Aktivist Osman Kavala weiter in Haft
20. Dezember 2020Der 63-jährige Unternehmer, Philanthrop und Aktivist Osman Kavala muss sich zum dritten Mal vor Gericht verantworten. Der Vorwurf: Kavala habe versucht, die "konstitutionelle Ordnung der Republik Türkei umzustürzen" und "Informationen für den Zweck politischer oder militärischer Spionage zu sichern, die aus Gründen der Sicherheit und der Interessen des Staates geheim gehalten werden sollten".
Die erste Anhörung in dem Prozess fand am 18. Dezember 2020 in einem Istanbuler Gericht statt. Mittels Videoübertragung nahm Kavala daran teil. Die Anschuldigungen in der Anklageschrift würden tatsächlichen Beweisen entbehren, argumentierte er. Außerdem stünden sie konträr zu seiner Weltsicht, seinen ethischen Werten und den Nichtregierungsorganisationen, für die er verantwortlich ist. "Meine andauernde Inhaftierung, die auf diesen seltsamen Anschuldigungen gründet, die so fern der Wahrheit sind, hat sich zu einer mentalen Quälerei entwickelt. Ich hoffe, dies wird die letzte Anklage dieser Art sein", sagte er.

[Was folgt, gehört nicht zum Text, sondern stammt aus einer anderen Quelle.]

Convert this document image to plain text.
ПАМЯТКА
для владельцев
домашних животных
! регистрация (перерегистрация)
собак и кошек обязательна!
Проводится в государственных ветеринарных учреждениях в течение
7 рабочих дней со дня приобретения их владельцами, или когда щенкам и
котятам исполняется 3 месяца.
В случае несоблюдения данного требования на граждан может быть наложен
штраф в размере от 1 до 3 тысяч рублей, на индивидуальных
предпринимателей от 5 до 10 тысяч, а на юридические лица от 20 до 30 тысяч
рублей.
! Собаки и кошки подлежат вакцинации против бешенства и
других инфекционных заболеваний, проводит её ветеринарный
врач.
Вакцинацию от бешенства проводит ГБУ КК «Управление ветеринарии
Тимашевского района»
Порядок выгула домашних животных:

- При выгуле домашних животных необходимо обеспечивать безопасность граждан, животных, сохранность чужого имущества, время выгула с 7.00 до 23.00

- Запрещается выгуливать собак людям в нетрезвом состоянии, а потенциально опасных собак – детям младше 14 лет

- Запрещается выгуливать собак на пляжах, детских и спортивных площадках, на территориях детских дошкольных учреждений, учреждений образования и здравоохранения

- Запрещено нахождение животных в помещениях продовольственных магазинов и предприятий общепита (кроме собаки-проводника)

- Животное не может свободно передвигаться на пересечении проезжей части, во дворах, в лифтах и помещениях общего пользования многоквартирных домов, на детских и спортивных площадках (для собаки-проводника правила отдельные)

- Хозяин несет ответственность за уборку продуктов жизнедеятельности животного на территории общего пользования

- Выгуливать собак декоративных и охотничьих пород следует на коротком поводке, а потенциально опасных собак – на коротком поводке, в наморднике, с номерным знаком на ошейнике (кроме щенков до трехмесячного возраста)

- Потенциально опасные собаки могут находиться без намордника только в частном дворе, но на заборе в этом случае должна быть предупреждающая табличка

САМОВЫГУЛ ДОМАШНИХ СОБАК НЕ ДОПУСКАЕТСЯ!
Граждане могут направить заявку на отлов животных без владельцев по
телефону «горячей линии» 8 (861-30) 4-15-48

Das Gericht setzte die Weiterführung von Kavalas Inhaftierung fest. Der Staatsanwalt bat die Zeugen, sich für die nächste Anhörung bereit zu halten, die am 5. Februar 2021 stattfinden soll.
Wer ist Osman Kavala?
Kavala ist eine der prominentesten Persönlichkeiten der türkischen Zivilgesellschaft. Der Geschäftsmann hat seit den 1980er-Jahren am Aufbau verschiedener Verlagsunternehmen in der Türkei mitgewirkt und ein Jahrzehnt später begonnen, zahlreiche zivilgesellschaftliche Organisationen zu unterstützen.
2002 gründete er "Anadolu Kültür", eine Non-Profit-Organisation in Istanbul, die kulturelle und soziale Projekte fördert. Sie ermöglicht die Produktion und Vermarktung von Kunst und Kultur in der Türkei, unterstützt lokale Initiativen, betont kulturelle Vielfalt und Rechte und festigt die lokale und internationale Zusammenarbeit: Kavala war in der Türkei Gründungsmitglied der "Open Society Foundations" des US-amerikanischen Philanthropen George Soros.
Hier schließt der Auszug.